June 16, 2021 | Posted in : Practice Area: Class Action / Mass Tort / MDL

A recent Bloomberg Law story by Jennifer Bennett, “Robbins Geller Gets $19.5 Million Fees for MetLife Investor Suit,” reports that Robbins Geller Rudman & Dowd LLP will get about $19.5 million in fees for representing investors in a class suit against MetLife Inc. and securing an $84 million settlement, a federal judge in New York said.

Investors accused the life insurance company of overstating net income, understating liabilities, and misrepresenting the adequacy of reserves. Robbins Geller sought $21 million in attorneys’ fees, but its calculations included some hours that should have been left out, the U.S. District Court for the Southern District of New York said.

The firm didn’t show that it was “appropriate” to include hourly rates for 35 nonlegal support staff in its lodestar calculation, Judge Lewis A. Kaplan’s opinion said. That group “billed approximately 3,098.6 hours at blended historic hourly rates ranging sharply from $60 to $518 per hour, which, at the higher end, is more than many of the firm’s associates were billed out at.”

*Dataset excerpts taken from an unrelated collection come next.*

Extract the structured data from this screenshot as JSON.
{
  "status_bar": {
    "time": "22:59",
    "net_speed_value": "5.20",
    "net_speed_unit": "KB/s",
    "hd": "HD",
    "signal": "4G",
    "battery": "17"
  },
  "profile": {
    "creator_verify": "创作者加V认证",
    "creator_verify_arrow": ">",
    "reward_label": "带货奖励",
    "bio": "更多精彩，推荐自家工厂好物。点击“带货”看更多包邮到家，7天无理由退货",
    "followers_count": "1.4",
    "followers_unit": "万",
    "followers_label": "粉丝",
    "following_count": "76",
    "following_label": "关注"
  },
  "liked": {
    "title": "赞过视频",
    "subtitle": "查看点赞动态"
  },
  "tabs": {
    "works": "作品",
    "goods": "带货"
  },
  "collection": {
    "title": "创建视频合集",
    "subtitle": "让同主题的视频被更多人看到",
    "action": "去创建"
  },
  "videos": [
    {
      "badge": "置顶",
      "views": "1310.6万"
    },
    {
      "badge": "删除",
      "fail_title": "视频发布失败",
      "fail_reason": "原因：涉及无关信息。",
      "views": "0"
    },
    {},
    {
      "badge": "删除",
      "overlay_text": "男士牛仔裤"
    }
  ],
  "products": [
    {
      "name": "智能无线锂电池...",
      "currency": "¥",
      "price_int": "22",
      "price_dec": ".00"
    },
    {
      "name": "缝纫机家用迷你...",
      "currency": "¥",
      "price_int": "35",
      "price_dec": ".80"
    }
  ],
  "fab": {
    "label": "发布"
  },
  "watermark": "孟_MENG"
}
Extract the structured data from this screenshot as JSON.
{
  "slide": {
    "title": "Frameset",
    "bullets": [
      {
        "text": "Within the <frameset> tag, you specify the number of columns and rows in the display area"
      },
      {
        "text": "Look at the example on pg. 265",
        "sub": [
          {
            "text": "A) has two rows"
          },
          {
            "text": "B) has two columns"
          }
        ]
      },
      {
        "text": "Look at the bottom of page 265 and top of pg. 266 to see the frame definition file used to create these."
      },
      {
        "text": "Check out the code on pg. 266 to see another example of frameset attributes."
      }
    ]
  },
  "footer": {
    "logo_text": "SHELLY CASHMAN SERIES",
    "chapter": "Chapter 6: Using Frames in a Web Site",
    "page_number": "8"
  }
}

Kaplan won’t “include the total amount billed for these personnel in the lodestar calculation,” but the judge said he would “take their contribution into account when determining the multiplier that is applied to the fees.”

There were also problems with the hourly rates for Robbins Geller’s “paralegals, litigation support personnel, law clerk, and project attorneys.” An appropriate cap for the hourly rate of the first three groups is $200, Kaplan said. And the hourly amounts for project attorneys “were neither reasonable nor efficient,” so their total charge requires a 50% reduction.

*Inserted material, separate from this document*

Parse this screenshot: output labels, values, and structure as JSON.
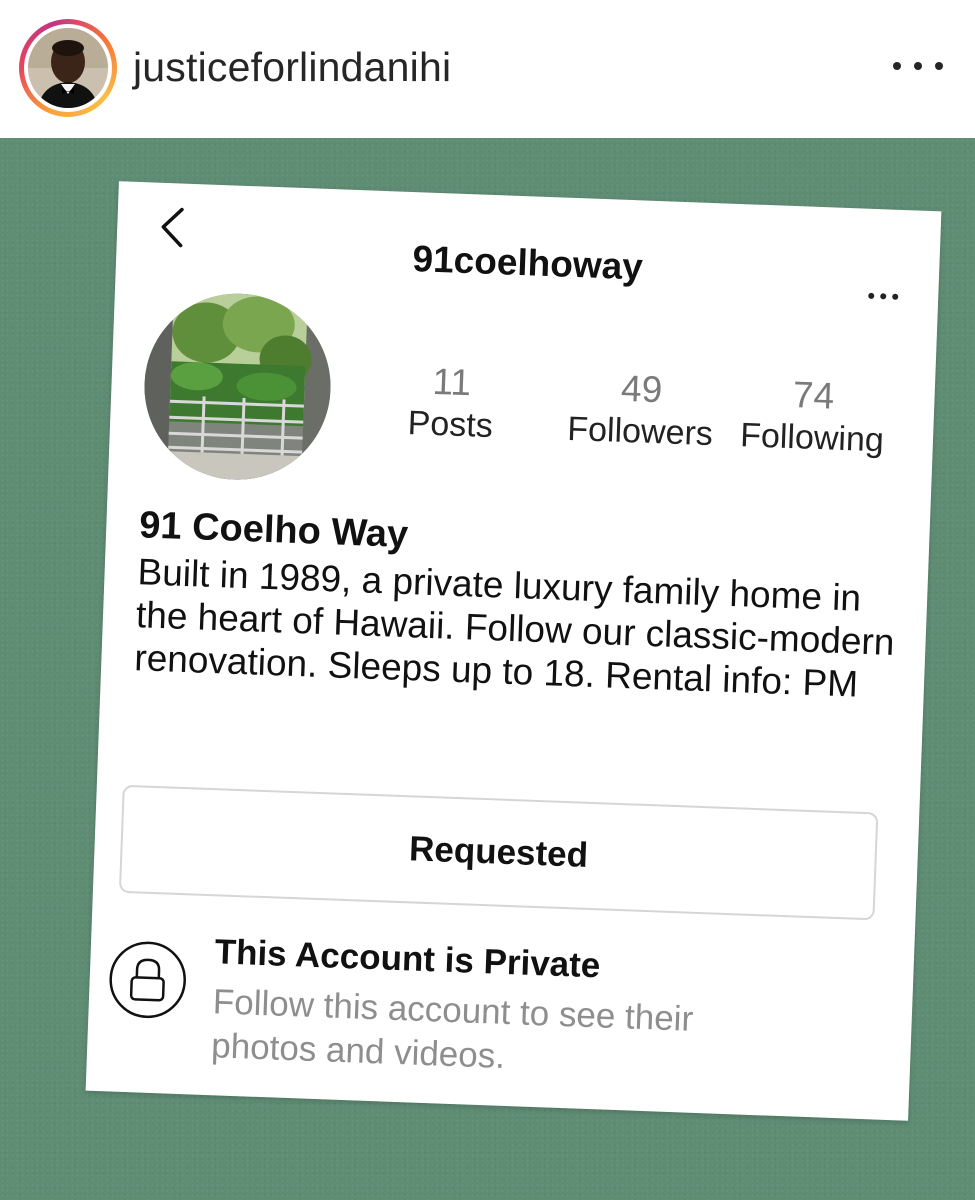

The firm said it spent almost 2,200 hours on discovery and more than 3,700 hours on document review, but that’s “excessive and redundant,” the opinion said.

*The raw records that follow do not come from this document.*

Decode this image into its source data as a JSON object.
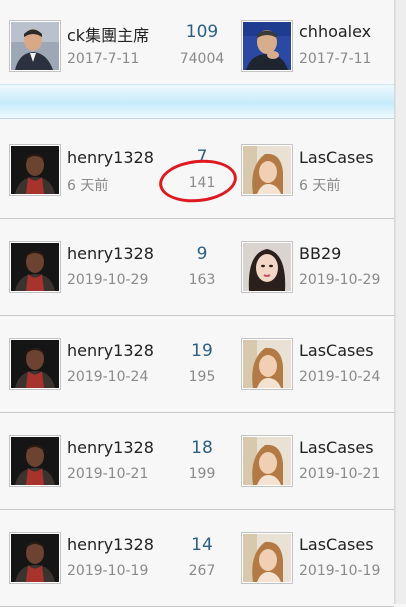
{
  "topics": [
    {
      "author": "ck集團主席",
      "author_date": "2017-7-11",
      "replies": "109",
      "views": "74004",
      "last_poster": "chhoalex",
      "last_date": "2017-7-11",
      "author_avatar": "businessman-avatar",
      "last_avatar": "businessman-hand-on-chin-avatar"
    },
    {
      "author": "henry1328",
      "author_date": "6 天前",
      "replies": "7",
      "views": "141",
      "last_poster": "LasCases",
      "last_date": "6 天前",
      "author_avatar": "man-avatar",
      "last_avatar": "woman-avatar"
    },
    {
      "author": "henry1328",
      "author_date": "2019-10-29",
      "replies": "9",
      "views": "163",
      "last_poster": "BB29",
      "last_date": "2019-10-29",
      "author_avatar": "man-avatar",
      "last_avatar": "woman-portrait-avatar"
    },
    {
      "author": "henry1328",
      "author_date": "2019-10-24",
      "replies": "19",
      "views": "195",
      "last_poster": "LasCases",
      "last_date": "2019-10-24",
      "author_avatar": "man-avatar",
      "last_avatar": "woman-avatar"
    },
    {
      "author": "henry1328",
      "author_date": "2019-10-21",
      "replies": "18",
      "views": "199",
      "last_poster": "LasCases",
      "last_date": "2019-10-21",
      "author_avatar": "man-avatar",
      "last_avatar": "woman-avatar"
    },
    {
      "author": "henry1328",
      "author_date": "2019-10-19",
      "replies": "14",
      "views": "267",
      "last_poster": "LasCases",
      "last_date": "2019-10-19",
      "author_avatar": "man-avatar",
      "last_avatar": "woman-avatar"
    }
  ],
  "colors": {
    "reply_count": "#2d5f85",
    "annotation_circle": "#e01920",
    "divider": "#c7ebfb"
  }
}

Robbins Geller also included nearly 2,300 hours for litigation strategy and analysis, with nearly 80% of those hours “recorded by just one associate.” The attorneys “provide no explanation for this, leaving the Court to guess regarding what ‘strategy & analysis’ an associate attorney engaged in for many hundreds of hours,” Kaplan said.

After applying the necessary reductions, the appropriate fee amount is more than $19.5 million, the opinion said. Kaplan also approved the firm’s request for reimbursement of more than $1.8 million in litigation expenses.

The lead plaintiff asked for nearly $11,000 as recognition of the time and resources it committed to the suit. But that’s “unnecessary,” the Tuesday opinion said.